The narrative surrounding Artificial Intelligence is undergoing a critical evolution: from speculative investment to a driver of a fundamental “productivity boom.” We are transitioning from an “exploration phase” to a “comprehensive production phase,” where AI is being deeply embedded into the core workflows of industries and daily live from financial risk modeling, scientific research and pharmaceutical discovery to industrial design and content creation to robotics and autonomous vehicles. This deep integration signifies a shift from ephemeral model-training demands to sustained, non-discretionary need for computational power. An explosion in inference workloads will create a persistent and rigid demand for Al infrastructure. Consequently, tech behemoths are projected to elevate capital expenditures from approximately $380 billion this year to a range of $550-$600 billion by 2026. While the current investment surge is concentrated in software and computing peripherals, the next growth frontier lies in the build-out of next-generation data centers. We share with Nvidia CEO Jensen Huang’s view that three fundamental platform shifts driving sustainable growth: the transition from general-purpose to accelerated computing, the rise of generative Al, and the emergence of agentic and physical Al applications.
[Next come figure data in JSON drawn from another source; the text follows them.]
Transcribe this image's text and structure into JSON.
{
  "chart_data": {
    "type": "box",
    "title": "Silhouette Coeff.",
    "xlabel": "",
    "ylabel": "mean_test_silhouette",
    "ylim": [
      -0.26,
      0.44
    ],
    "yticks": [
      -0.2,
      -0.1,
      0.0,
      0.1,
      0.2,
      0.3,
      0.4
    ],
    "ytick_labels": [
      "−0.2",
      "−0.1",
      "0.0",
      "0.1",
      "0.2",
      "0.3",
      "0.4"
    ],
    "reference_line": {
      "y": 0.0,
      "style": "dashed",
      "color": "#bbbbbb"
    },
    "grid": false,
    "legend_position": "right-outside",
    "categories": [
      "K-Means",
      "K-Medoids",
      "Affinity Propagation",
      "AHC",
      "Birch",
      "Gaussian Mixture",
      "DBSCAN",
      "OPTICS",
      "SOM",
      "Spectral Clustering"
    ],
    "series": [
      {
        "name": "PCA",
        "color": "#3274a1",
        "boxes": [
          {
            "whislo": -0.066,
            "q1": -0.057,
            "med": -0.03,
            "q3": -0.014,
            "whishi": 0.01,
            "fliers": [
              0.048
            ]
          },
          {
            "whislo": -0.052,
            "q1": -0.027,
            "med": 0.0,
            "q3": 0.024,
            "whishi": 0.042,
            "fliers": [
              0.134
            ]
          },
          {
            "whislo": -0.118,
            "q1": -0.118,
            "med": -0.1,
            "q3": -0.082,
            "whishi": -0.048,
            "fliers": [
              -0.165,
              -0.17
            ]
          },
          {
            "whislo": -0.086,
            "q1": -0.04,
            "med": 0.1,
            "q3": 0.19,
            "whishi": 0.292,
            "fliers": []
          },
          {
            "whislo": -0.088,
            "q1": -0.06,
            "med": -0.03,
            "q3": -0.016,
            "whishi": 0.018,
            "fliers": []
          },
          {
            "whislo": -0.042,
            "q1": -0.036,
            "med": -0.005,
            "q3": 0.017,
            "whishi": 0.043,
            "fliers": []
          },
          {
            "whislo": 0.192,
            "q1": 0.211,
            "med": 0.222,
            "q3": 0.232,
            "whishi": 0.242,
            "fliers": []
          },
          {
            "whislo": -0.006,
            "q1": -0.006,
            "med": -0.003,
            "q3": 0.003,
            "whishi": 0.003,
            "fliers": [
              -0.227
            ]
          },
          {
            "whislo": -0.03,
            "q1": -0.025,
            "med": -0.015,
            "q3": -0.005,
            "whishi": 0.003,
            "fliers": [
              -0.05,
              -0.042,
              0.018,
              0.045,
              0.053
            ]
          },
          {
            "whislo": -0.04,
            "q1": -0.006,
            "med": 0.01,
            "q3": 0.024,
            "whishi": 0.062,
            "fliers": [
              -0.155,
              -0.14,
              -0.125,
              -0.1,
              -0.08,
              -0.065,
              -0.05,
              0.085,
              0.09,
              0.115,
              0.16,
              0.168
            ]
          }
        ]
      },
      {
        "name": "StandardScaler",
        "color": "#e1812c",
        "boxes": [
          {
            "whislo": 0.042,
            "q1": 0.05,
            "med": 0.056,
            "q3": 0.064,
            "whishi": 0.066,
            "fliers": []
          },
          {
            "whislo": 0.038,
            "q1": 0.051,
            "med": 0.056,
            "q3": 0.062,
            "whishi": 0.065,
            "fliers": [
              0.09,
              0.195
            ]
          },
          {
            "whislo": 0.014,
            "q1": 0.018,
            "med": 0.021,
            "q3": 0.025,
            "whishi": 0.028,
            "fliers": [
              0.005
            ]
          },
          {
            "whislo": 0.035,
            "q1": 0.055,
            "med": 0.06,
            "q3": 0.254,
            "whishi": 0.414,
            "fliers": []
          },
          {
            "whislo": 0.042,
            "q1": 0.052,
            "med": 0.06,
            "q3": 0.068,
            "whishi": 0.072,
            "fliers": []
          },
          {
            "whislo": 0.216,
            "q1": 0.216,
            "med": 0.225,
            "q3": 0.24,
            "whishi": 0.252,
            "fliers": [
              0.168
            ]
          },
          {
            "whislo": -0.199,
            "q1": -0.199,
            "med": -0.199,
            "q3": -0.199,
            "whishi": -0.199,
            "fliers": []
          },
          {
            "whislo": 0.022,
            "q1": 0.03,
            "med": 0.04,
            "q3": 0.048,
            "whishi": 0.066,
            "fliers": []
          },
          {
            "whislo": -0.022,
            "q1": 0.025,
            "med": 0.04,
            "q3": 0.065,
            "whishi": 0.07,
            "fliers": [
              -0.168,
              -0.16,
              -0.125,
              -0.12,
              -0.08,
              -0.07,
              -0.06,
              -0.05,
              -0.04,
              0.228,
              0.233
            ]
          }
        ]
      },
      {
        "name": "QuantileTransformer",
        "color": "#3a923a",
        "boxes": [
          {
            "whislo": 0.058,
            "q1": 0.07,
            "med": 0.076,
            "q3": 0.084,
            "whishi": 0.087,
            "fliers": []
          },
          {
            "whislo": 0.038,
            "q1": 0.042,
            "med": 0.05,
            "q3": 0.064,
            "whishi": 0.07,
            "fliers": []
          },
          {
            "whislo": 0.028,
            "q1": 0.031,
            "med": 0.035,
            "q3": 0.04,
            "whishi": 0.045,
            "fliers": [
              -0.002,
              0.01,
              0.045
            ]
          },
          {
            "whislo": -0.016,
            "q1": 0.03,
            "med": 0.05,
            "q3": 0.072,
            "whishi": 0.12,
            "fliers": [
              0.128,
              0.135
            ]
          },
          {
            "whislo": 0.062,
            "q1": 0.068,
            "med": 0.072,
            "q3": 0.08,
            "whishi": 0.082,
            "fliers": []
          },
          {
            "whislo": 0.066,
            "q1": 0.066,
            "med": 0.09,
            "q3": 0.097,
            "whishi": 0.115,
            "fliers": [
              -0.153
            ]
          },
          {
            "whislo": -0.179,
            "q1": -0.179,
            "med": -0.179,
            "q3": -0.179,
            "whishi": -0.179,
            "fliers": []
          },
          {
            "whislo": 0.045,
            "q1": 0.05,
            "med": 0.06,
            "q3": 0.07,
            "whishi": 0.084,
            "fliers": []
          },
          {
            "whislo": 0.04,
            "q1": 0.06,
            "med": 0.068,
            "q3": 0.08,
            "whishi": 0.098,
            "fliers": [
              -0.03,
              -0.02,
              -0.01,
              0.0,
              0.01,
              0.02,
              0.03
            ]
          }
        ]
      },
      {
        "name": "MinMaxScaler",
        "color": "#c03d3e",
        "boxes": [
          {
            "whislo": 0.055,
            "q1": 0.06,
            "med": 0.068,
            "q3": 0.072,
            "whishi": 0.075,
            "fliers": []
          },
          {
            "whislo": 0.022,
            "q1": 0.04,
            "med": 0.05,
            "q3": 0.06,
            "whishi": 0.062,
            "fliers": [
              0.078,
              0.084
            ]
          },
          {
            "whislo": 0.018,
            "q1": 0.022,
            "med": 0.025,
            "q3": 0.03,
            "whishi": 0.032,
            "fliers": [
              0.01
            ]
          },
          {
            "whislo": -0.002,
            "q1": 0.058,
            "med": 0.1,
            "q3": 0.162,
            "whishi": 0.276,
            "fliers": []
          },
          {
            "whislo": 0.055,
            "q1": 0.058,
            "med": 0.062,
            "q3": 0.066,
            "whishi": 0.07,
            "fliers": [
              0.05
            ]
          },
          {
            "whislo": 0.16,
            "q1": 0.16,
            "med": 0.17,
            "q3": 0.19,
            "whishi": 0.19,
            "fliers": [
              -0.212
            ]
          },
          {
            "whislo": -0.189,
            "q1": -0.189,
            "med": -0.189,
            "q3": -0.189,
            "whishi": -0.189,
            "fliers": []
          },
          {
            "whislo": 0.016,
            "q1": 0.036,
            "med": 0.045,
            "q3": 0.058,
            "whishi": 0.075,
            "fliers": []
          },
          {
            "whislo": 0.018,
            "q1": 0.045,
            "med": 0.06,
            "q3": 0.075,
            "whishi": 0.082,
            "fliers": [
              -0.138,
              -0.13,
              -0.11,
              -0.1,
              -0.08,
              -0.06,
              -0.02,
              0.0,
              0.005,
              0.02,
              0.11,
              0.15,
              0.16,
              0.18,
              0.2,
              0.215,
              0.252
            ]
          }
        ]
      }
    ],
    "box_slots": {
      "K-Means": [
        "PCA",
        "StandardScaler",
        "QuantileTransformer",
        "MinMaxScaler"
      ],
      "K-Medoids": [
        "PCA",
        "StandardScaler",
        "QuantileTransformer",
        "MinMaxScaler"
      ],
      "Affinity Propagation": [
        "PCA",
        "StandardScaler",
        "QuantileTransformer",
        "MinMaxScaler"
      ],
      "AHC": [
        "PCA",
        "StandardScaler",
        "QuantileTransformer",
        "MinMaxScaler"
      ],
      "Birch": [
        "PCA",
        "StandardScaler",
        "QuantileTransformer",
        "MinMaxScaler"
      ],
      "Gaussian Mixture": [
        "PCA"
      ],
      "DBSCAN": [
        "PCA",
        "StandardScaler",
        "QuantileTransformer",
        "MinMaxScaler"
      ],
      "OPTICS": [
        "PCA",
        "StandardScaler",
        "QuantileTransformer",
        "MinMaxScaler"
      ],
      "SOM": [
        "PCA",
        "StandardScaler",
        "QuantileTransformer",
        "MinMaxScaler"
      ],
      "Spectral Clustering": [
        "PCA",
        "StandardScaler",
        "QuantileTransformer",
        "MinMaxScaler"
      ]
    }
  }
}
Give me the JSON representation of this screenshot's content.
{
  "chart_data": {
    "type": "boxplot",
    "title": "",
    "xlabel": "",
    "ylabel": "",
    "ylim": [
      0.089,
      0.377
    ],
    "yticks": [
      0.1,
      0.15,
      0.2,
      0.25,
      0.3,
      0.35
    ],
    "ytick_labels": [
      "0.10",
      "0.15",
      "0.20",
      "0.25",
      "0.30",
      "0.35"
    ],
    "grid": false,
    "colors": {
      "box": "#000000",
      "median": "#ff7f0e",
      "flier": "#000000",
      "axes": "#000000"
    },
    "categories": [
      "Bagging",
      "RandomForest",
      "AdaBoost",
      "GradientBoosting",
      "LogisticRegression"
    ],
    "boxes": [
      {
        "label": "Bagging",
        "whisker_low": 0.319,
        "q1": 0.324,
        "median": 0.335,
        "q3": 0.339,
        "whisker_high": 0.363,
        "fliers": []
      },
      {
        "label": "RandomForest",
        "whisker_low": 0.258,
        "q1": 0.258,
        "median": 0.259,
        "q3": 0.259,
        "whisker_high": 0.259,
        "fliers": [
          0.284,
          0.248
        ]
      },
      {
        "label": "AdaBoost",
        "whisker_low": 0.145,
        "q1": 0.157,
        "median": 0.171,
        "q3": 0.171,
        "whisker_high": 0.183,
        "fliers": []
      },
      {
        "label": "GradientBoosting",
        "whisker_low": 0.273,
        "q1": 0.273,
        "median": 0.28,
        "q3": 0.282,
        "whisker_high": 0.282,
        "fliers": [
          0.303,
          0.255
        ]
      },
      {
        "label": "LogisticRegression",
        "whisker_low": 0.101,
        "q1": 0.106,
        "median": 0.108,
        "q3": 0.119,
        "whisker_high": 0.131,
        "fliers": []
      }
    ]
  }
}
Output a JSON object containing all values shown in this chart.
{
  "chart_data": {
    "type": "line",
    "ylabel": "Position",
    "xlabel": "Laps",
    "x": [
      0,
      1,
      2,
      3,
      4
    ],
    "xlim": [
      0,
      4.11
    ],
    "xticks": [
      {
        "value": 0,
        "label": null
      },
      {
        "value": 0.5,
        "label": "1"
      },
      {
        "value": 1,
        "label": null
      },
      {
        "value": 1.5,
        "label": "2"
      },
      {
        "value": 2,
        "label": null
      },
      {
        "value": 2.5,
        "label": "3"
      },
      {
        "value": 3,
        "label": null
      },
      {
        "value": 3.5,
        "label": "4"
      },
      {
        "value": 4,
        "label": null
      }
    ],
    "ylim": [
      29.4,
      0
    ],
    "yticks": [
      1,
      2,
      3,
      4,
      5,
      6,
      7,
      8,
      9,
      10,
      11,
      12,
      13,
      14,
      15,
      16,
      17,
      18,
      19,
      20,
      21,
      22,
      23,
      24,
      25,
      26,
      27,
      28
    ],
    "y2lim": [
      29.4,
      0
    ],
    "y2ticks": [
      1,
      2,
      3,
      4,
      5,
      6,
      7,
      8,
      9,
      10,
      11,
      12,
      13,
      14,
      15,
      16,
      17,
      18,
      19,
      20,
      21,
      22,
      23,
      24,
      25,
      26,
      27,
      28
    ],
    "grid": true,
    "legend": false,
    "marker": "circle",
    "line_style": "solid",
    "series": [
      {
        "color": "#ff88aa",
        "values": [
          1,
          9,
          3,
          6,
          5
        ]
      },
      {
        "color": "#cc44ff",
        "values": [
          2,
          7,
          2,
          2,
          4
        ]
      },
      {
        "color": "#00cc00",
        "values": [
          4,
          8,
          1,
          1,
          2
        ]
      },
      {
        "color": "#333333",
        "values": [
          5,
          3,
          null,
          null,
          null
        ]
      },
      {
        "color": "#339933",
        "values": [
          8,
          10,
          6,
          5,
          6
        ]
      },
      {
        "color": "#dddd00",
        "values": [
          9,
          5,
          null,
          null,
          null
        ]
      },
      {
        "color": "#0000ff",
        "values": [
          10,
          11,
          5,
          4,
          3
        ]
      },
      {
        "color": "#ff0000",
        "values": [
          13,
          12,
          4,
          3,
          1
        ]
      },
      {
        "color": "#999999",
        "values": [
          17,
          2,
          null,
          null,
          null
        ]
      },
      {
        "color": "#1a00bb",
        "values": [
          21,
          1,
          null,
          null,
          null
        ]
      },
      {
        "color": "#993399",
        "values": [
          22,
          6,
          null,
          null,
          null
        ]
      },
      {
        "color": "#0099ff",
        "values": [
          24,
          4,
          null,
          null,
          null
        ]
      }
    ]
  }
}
The OBBAA Act: a potent, pro-cyclical fiscal injection

The enactment of the “One Big Beautiful Bill Act” (OBBAA) represents a profound fiscal tailwind. Its provisions-including permanent extensions of the TCJA, bonus depreciation, and full R&D expensing— are projected to provide a 5-8% lift to corporate EPS by lowering effective tax rates and incentivizing capital investment. Simultaneously, its landmark allocations for infrastructure and clean energy are poised to supercharge industrial production and manufacturing. This corporate boost is complemented by individual tax cuts and direct transfers, which will underpin robust consumer spending, creating a virtuous cycle for the broader economy.

Disclaimer

All information used in the publication of this report has been compiled from publicly available sources that are believed to be reliable, however we do not guarantee the accuracy or completeness of this report and have not sought for this information to be independently verified. Forward-looking information or statements in this report contain information that is based on assumptions, forecasts of future results, estimates of amounts not yet determinable, and therefore involve known and unknown risks, uncertainties and other factors which may cause the actual results to be materially different from current expectations.

We shall not be liable for any direct, indirect or consequential losses, loss of profits, damages, costs or expenses incurred or suffered by you arising out or in connection with the access to, use of or reliance on any information contained on this note.